Dáil debates

Wednesday, 5 May 2021

Private Rental Sector: Motion [Private Members]

 

12:40 pm

Photo of Duncan SmithDuncan Smith (Dublin Fingal, Labour) | Oireachtas source

I thank Sinn Féin for tabling the motion, which the Labour Party will be supporting. In its amendment to the motion, the Government states it will tackle issues facing renters while "ensuring equity and fairness for landlords and tenants", before going on to state that the Minister for Housing, Local Government and Heritage will, at some unidentified point in the future, "bring forward comprehensive new protections for tenants" but that those will be balanced with constitutional property rights.

We have seen how this played out before. We have seen constitutional property rights being used to justify ending the eviction ban and to block almost every Opposition Bill and motion aimed at providing protection for renters. All Members of this House know well that when the Government invokes constitutional property rights, it does so time and time again to justify failing to make the legislative changes that are required to protect renters thoroughly and to give them certainty and much-needed security. The Government will not balance constitutional property rights with protections for tenants. It will continue to privilege constitutional property rights while ignoring the fact the Constitution allows for property rights to be regulated by the principles of social justice and the exigencies of the common good. It is not in the common good to allow renters to live in consistently insecure housing. It is not in the common good to cripple people - young and old - with rents and it is certainly not in the common good to privilege the rights of institutional investors over those of people who need a home.

Last month, the Residential Tenancies Board, RTB, released its rent index for the fourth quarter of 2020. The report set out that in that quarter the national standardised average rent stood at €1,256, a year-on-year growth of 2.7%. In the report, the RTB specifically noted that research indicates that households in the private rental sector suffered a greater economic hit relative to other tenures during the March to June lockdown of 2020 due to those households having a higher concentration of employment in the sectors most severely impacted by the pandemic. Longer restrictions would, therefore, likely have a disproportionate impact on households in the rental sector. Not only are they getting hammered by high, crippling rents and insecure tenancies, they are working in the sectors of the economy that have been impacted to the greatest degree by the pandemic.

Mere weeks after that report was released, the eviction ban, as it was, was gutted and the many private renters were left without protections. Only from next week will you be able to travel outside your county, yet you could be evicted nearly a month before that. You cannot visit family inside their home until 7 June, yet you could be evicted and left without a roof over your own head in April. We understand that hospitality will not be reopening until early June, and then only for outdoor service, and the remainder of the industry not for some time thereafter, yet private renters, who are disproportionately represented in that industry, have been vulnerable to eviction since 23 April. Ultimately, the first industry to open as restrictions relaxed was that of residential landlords.

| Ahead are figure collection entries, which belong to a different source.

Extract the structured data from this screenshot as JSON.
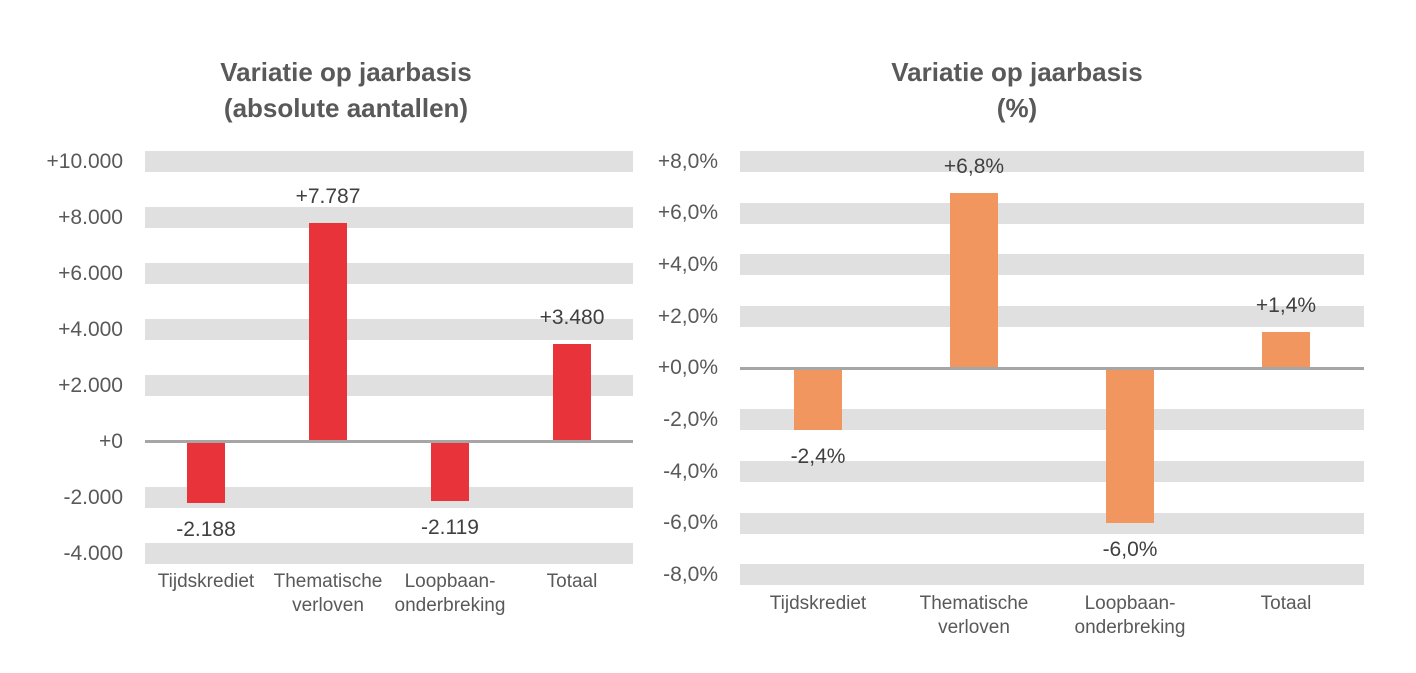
{
  "colors": {
    "stripe": "#E0E0E0",
    "axis_line": "#A6A6A6",
    "axis_text": "#595959",
    "value_text": "#404040",
    "title_text": "#595959",
    "red": "#E8333B",
    "orange": "#F0965E"
  },
  "chart_data": [
    {
      "type": "bar",
      "title": "Variatie op jaarbasis (absolute aantallen)",
      "title_lines": [
        "Variatie op jaarbasis",
        "(absolute aantallen)"
      ],
      "categories": [
        "Tijdskrediet",
        "Thematische verloven",
        "Loopbaan-onderbreking",
        "Totaal"
      ],
      "category_lines": [
        [
          "Tijdskrediet"
        ],
        [
          "Thematische",
          "verloven"
        ],
        [
          "Loopbaan-",
          "onderbreking"
        ],
        [
          "Totaal"
        ]
      ],
      "values": [
        -2188,
        7787,
        -2119,
        3480
      ],
      "value_labels": [
        "-2.188",
        "+7.787",
        "-2.119",
        "+3.480"
      ],
      "bar_color": "#E8333B",
      "ylim": [
        -4000,
        10000
      ],
      "tick_step": 2000,
      "y_ticks": [
        {
          "value": 10000,
          "label": "+10.000"
        },
        {
          "value": 8000,
          "label": "+8.000"
        },
        {
          "value": 6000,
          "label": "+6.000"
        },
        {
          "value": 4000,
          "label": "+4.000"
        },
        {
          "value": 2000,
          "label": "+2.000"
        },
        {
          "value": 0,
          "label": "+0"
        },
        {
          "value": -2000,
          "label": "-2.000"
        },
        {
          "value": -4000,
          "label": "-4.000"
        }
      ],
      "grid": "striped-bands",
      "legend": "none",
      "xlabel": "",
      "ylabel": ""
    },
    {
      "type": "bar",
      "title": "Variatie op jaarbasis (%)",
      "title_lines": [
        "Variatie op jaarbasis",
        "(%)"
      ],
      "categories": [
        "Tijdskrediet",
        "Thematische verloven",
        "Loopbaan-onderbreking",
        "Totaal"
      ],
      "category_lines": [
        [
          "Tijdskrediet"
        ],
        [
          "Thematische",
          "verloven"
        ],
        [
          "Loopbaan-",
          "onderbreking"
        ],
        [
          "Totaal"
        ]
      ],
      "values": [
        -2.4,
        6.8,
        -6.0,
        1.4
      ],
      "value_labels": [
        "-2,4%",
        "+6,8%",
        "-6,0%",
        "+1,4%"
      ],
      "bar_color": "#F0965E",
      "ylim": [
        -8,
        8
      ],
      "tick_step": 2,
      "y_ticks": [
        {
          "value": 8,
          "label": "+8,0%"
        },
        {
          "value": 6,
          "label": "+6,0%"
        },
        {
          "value": 4,
          "label": "+4,0%"
        },
        {
          "value": 2,
          "label": "+2,0%"
        },
        {
          "value": 0,
          "label": "+0,0%"
        },
        {
          "value": -2,
          "label": "-2,0%"
        },
        {
          "value": -4,
          "label": "-4,0%"
        },
        {
          "value": -6,
          "label": "-6,0%"
        },
        {
          "value": -8,
          "label": "-8,0%"
        }
      ],
      "grid": "striped-bands",
      "legend": "none",
      "xlabel": "",
      "ylabel": ""
    }
  ]
}
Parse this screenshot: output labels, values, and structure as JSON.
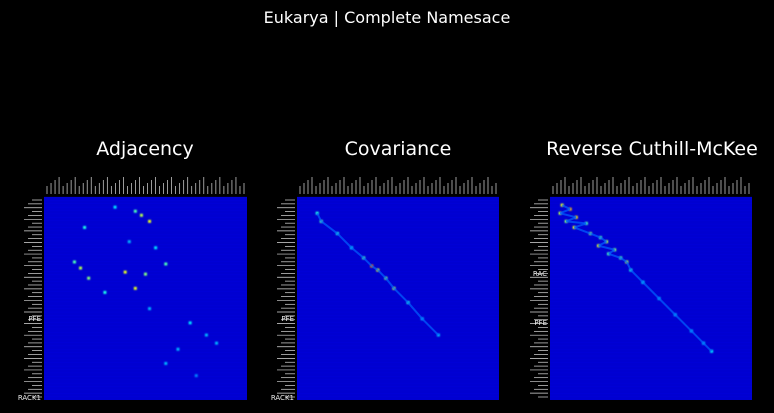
{
  "figure": {
    "title": "Eukarya | Complete Namesace"
  },
  "chart_data": [
    {
      "type": "heatmap",
      "title": "Adjacency",
      "colormap": "jet",
      "background": "#000000",
      "visible_tick_labels": [
        "PFE",
        "RACK1"
      ],
      "hotspots": [
        {
          "row": 0.05,
          "col": 0.35,
          "v": 0.35
        },
        {
          "row": 0.07,
          "col": 0.45,
          "v": 0.45
        },
        {
          "row": 0.09,
          "col": 0.48,
          "v": 0.55
        },
        {
          "row": 0.12,
          "col": 0.52,
          "v": 0.6
        },
        {
          "row": 0.15,
          "col": 0.2,
          "v": 0.4
        },
        {
          "row": 0.22,
          "col": 0.42,
          "v": 0.3
        },
        {
          "row": 0.25,
          "col": 0.55,
          "v": 0.35
        },
        {
          "row": 0.32,
          "col": 0.15,
          "v": 0.45
        },
        {
          "row": 0.35,
          "col": 0.18,
          "v": 0.55
        },
        {
          "row": 0.37,
          "col": 0.4,
          "v": 0.6
        },
        {
          "row": 0.38,
          "col": 0.5,
          "v": 0.5
        },
        {
          "row": 0.4,
          "col": 0.22,
          "v": 0.5
        },
        {
          "row": 0.33,
          "col": 0.6,
          "v": 0.45
        },
        {
          "row": 0.45,
          "col": 0.45,
          "v": 0.6
        },
        {
          "row": 0.47,
          "col": 0.3,
          "v": 0.4
        },
        {
          "row": 0.55,
          "col": 0.52,
          "v": 0.3
        },
        {
          "row": 0.62,
          "col": 0.72,
          "v": 0.35
        },
        {
          "row": 0.68,
          "col": 0.8,
          "v": 0.3
        },
        {
          "row": 0.72,
          "col": 0.85,
          "v": 0.3
        },
        {
          "row": 0.75,
          "col": 0.66,
          "v": 0.3
        },
        {
          "row": 0.82,
          "col": 0.6,
          "v": 0.3
        },
        {
          "row": 0.88,
          "col": 0.75,
          "v": 0.25
        }
      ]
    },
    {
      "type": "heatmap",
      "title": "Covariance",
      "colormap": "jet",
      "background": "#000000",
      "visible_tick_labels": [
        "PFE",
        "RACK1"
      ],
      "hotspots": [
        {
          "row": 0.08,
          "col": 0.1,
          "v": 0.4
        },
        {
          "row": 0.12,
          "col": 0.12,
          "v": 0.45
        },
        {
          "row": 0.18,
          "col": 0.2,
          "v": 0.4
        },
        {
          "row": 0.25,
          "col": 0.27,
          "v": 0.35
        },
        {
          "row": 0.3,
          "col": 0.33,
          "v": 0.45
        },
        {
          "row": 0.34,
          "col": 0.37,
          "v": 0.75
        },
        {
          "row": 0.36,
          "col": 0.4,
          "v": 0.6
        },
        {
          "row": 0.4,
          "col": 0.44,
          "v": 0.5
        },
        {
          "row": 0.45,
          "col": 0.48,
          "v": 0.55
        },
        {
          "row": 0.52,
          "col": 0.55,
          "v": 0.4
        },
        {
          "row": 0.6,
          "col": 0.62,
          "v": 0.3
        },
        {
          "row": 0.68,
          "col": 0.7,
          "v": 0.3
        }
      ]
    },
    {
      "type": "heatmap",
      "title": "Reverse Cuthill-McKee",
      "colormap": "jet",
      "background": "#000000",
      "visible_tick_labels": [
        "RAC",
        "PFE"
      ],
      "hotspots": [
        {
          "row": 0.04,
          "col": 0.06,
          "v": 0.6
        },
        {
          "row": 0.06,
          "col": 0.1,
          "v": 0.7
        },
        {
          "row": 0.08,
          "col": 0.05,
          "v": 0.55
        },
        {
          "row": 0.1,
          "col": 0.13,
          "v": 0.65
        },
        {
          "row": 0.12,
          "col": 0.08,
          "v": 0.5
        },
        {
          "row": 0.13,
          "col": 0.18,
          "v": 0.45
        },
        {
          "row": 0.15,
          "col": 0.12,
          "v": 0.6
        },
        {
          "row": 0.18,
          "col": 0.2,
          "v": 0.5
        },
        {
          "row": 0.2,
          "col": 0.25,
          "v": 0.45
        },
        {
          "row": 0.22,
          "col": 0.28,
          "v": 0.55
        },
        {
          "row": 0.24,
          "col": 0.24,
          "v": 0.6
        },
        {
          "row": 0.26,
          "col": 0.32,
          "v": 0.5
        },
        {
          "row": 0.28,
          "col": 0.29,
          "v": 0.45
        },
        {
          "row": 0.3,
          "col": 0.35,
          "v": 0.45
        },
        {
          "row": 0.32,
          "col": 0.38,
          "v": 0.55
        },
        {
          "row": 0.36,
          "col": 0.4,
          "v": 0.4
        },
        {
          "row": 0.42,
          "col": 0.46,
          "v": 0.35
        },
        {
          "row": 0.5,
          "col": 0.54,
          "v": 0.3
        },
        {
          "row": 0.58,
          "col": 0.62,
          "v": 0.3
        },
        {
          "row": 0.66,
          "col": 0.7,
          "v": 0.3
        },
        {
          "row": 0.72,
          "col": 0.76,
          "v": 0.3
        },
        {
          "row": 0.76,
          "col": 0.8,
          "v": 0.35
        }
      ]
    }
  ]
}
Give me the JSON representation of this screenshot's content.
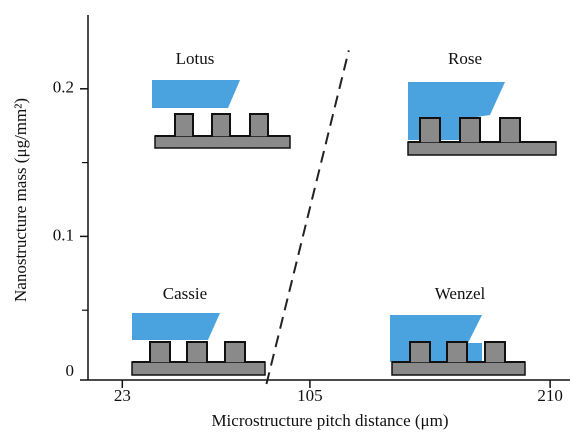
{
  "chart_data": {
    "type": "line",
    "xlabel": "Microstructure pitch distance (μm)",
    "ylabel": "Nanostructure mass (μg/mm²)",
    "xlim": [
      8,
      220
    ],
    "ylim": [
      0,
      0.25
    ],
    "xticks": [
      23,
      105,
      210
    ],
    "yticks": [
      0,
      0.1,
      0.2
    ],
    "yminor": [
      0.05,
      0.15
    ],
    "series": [
      {
        "color": "#222222",
        "dashed": true,
        "x": [
          86,
          122
        ],
        "values": [
          0,
          0.226
        ]
      }
    ],
    "annotations": [
      "Lotus",
      "Rose",
      "Cassie",
      "Wenzel"
    ]
  }
}
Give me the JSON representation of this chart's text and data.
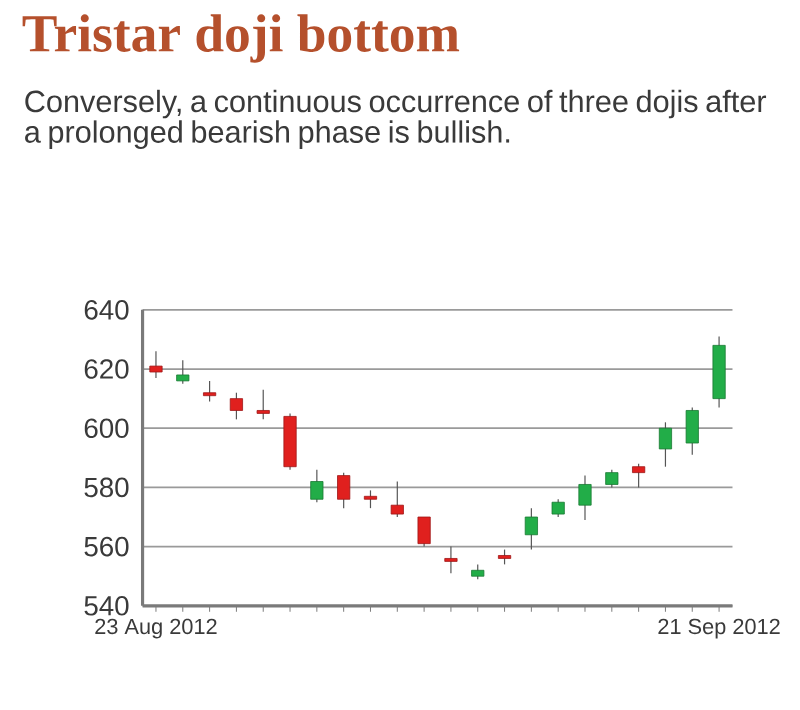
{
  "chart_data": {
    "type": "candlestick",
    "title": "Tristar doji bottom",
    "subtitle": "Conversely, a continuous occurrence of three dojis after a prolonged bearish phase is bullish.",
    "categories": [
      "23 Aug 2012",
      null,
      null,
      null,
      null,
      null,
      null,
      null,
      null,
      null,
      null,
      null,
      null,
      null,
      null,
      null,
      null,
      null,
      null,
      null,
      null,
      "21 Sep 2012"
    ],
    "ohlc": [
      [
        621,
        626,
        617,
        619
      ],
      [
        616,
        623,
        615,
        618
      ],
      [
        612,
        616,
        609,
        611
      ],
      [
        610,
        612,
        603,
        606
      ],
      [
        606,
        613,
        603,
        605
      ],
      [
        604,
        605,
        586,
        587
      ],
      [
        576,
        586,
        575,
        582
      ],
      [
        584,
        585,
        573,
        576
      ],
      [
        577,
        579,
        573,
        576
      ],
      [
        574,
        582,
        570,
        571
      ],
      [
        570,
        570,
        560,
        561
      ],
      [
        556,
        560,
        551,
        555
      ],
      [
        550,
        554,
        549,
        552
      ],
      [
        557,
        559,
        554,
        556
      ],
      [
        564,
        573,
        559,
        570
      ],
      [
        571,
        576,
        570,
        575
      ],
      [
        574,
        584,
        569,
        581
      ],
      [
        581,
        586,
        580,
        585
      ],
      [
        587,
        588,
        580,
        585
      ],
      [
        593,
        602,
        587,
        600
      ],
      [
        595,
        607,
        591,
        606
      ],
      [
        610,
        631,
        607,
        628
      ]
    ],
    "colors": [
      "#e0201e",
      "#22ad48",
      "#e0201e",
      "#e0201e",
      "#e0201e",
      "#e0201e",
      "#22ad48",
      "#e0201e",
      "#e0201e",
      "#e0201e",
      "#e0201e",
      "#e0201e",
      "#22ad48",
      "#e0201e",
      "#22ad48",
      "#22ad48",
      "#22ad48",
      "#22ad48",
      "#e0201e",
      "#22ad48",
      "#22ad48",
      "#22ad48"
    ],
    "ylim": [
      540,
      640
    ],
    "yticks": [
      540,
      560,
      580,
      600,
      620,
      640
    ],
    "grid": "y"
  }
}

We are still in a pandemic. We are still required to hold firm and are told we are all in this together, but the latter is not the case and it is becoming increasingly clear it never has been. Renters have been treated terribly during the pandemic, and there is no indication from the policies of this Government that will change any time soon.

The motion calls for the delivery of a significant number of cost rental homes. This is much needed. The Government, in response, stated the legislative basis for its version of cost rental has been set out in the new affordable housing Bill. That is really the issue here. What the Government is selling as cost rental is, in reality, another for-profit model which will fail to provide genuinely affordable housing for people. The supposed cost rental scheme will not be tied to affordability but will be for profit and for investors. Cost rental should not take account of profit for investors. The whole purpose of an affordable rental model is to target lower income renters, protect them and ensure they have a roof over their head in what all Members can agree is a ferocious rental market.

Affordability is the critical issue when it comes to cost rental. If you ask any person outside of this building what he or she understands to be cost rental, the idea that it should not be fundamentally affordable would baffle him or her. The generally agreed definition of affordability equates to one third of a person's net income. The Labour Party put forward an amendment to the affordable housing Bill at the joint committee to define affordability and tie the very concept of affordable rent to income, thereby levelling the playing field somewhat for renters. However, the decision of the Government to vote the amendment down shows it is not interested in real affordability but rather in providing properties at barely less than market cost, with profits remaining the primary goal. Affordable housing as a concept means it is affordable relative to the income of the person or household. Instead, the Minister wants to support a finance-based private sector that cannot adequately meet the housing needs of people in Ireland. That is not legislating in a way that balances rights; it is legislating from the mindset of the developers. It is these very practices and developer-led mindset that led us to the housing bubble more than ten years ago which burst so spectacularly, hurting ordinary, hard-working people to this day.

The Labour Party believes the motion is worthy of our support and we give that support wholeheartedly. We ask the Government to withdraw its amendment and support renters.